Pheasant season ended last week and Al and Maggie have added another rare albino pheasant to the tally, for a total of six. He bagged one that had a somewhat dusky shade of white with tan, but doesn’t call that a true albino.
“It’s the same thing as some people are obsessed with pursuing the biggest buck,” he said.
The first time or two, he concedes, it was somewhat of a fluke, but now he actively searches for them. “ I believe that it’s probably somewhat of a genetic mutation,” he said, “because I bagged them all in the same area.”

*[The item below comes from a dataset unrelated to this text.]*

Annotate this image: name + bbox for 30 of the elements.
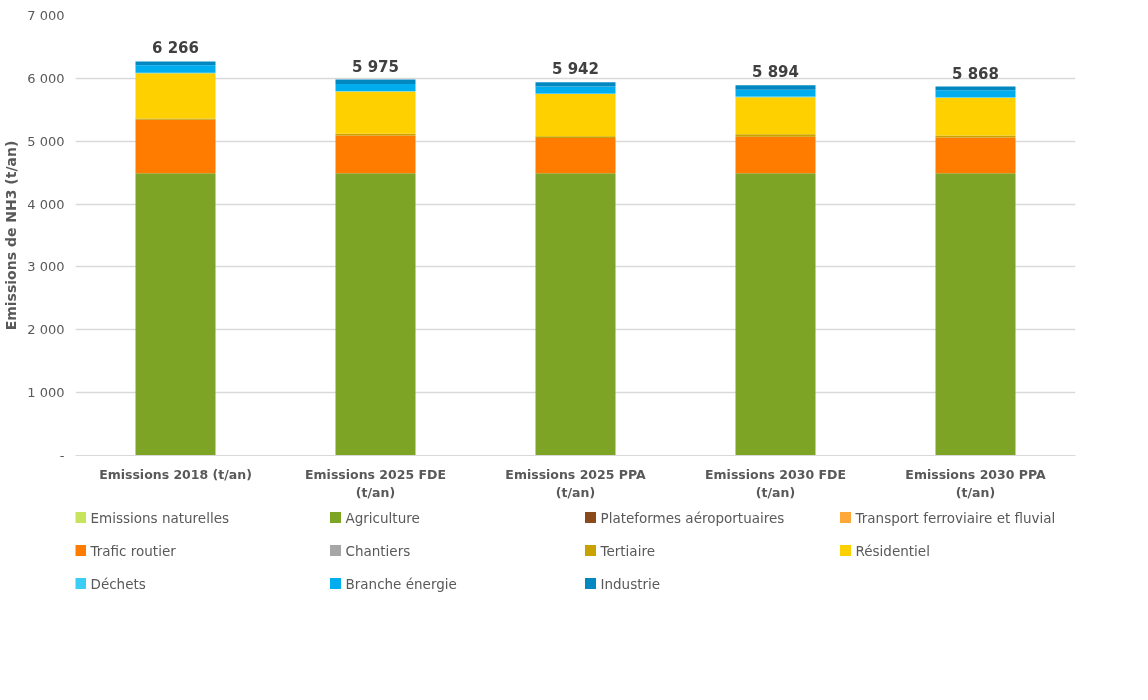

He politely declines to say where that may be.
Over the years, his interest in hunting whitetail deer with a rifle or bow declined and his interest in pheasant hunting only increased.
Growing up on the family farm near Clark owned by his mom and dad, Ronald and Evelyn, Al and his younger brother Lonnie literally followed in their dad’s footsteps, as he taught them the fundamentals of hunting and hunting safety.
Every fall when he was growing up in the 1960s, hunters from Arkansas would come to hunt land owned by his grandparents, Gladys and Tony Temple, who lived about a half mile from them. He believes they were instrumental in getting him hooked.
“Those were during the old ‘Soil Bank’ days, much like CRP, and the program provided excellent habitat. Pheasants were very plentiful,” he said.
“They would invite me to come along with them and walk the cornfields,” he said, “and help gather pheasant that they shot.”
Back then you had to be 12 years of age to hunt, he said, and he received his first shotgun, a 410 single barrel, from his folks when he turned 12. After that he was invited to hunt with them.
“Back then it was less about the quantity of birds that you got and more about the camaraderie during the hunt,” he said.
It was his friends, Bill Rosin with his Labradors and Terry Hettich with his English springer spaniels, who first got him started hunting with dogs, he said.
“The rooster pheasant is the smartest bird there is because it can hide so well, you can walk right past them and not know they’re even there,” he said. “A good dog will help you to out-fox the wily rooster. Pheasant don’t like to fly and will try to outrun the dogs as opposed to flying. They’re just not built for flying like a grouse can.”
“Every hunter knows,” he said, “a good dog will give you the utmost advantage under the most adverse conditions. A dog will allow you to find the bird so that it doesn’t lie there dying and suffering.”
He credits Bill as the inspiration for acquiring his first dog, Coco, a black and white English springer spaniel.
Bill gave him lots of books on training and told him that genetics make the great gun dog. He reminded him that a good gun dog is as smart as his owner.
“It’s got to be genetics,” he said, “because when I first began hunting with dogs, all I taught them to do was to sit.”
He’s been lucky he said, landowners have been very welcoming over the years. He continues to hunt right here in Walworth County.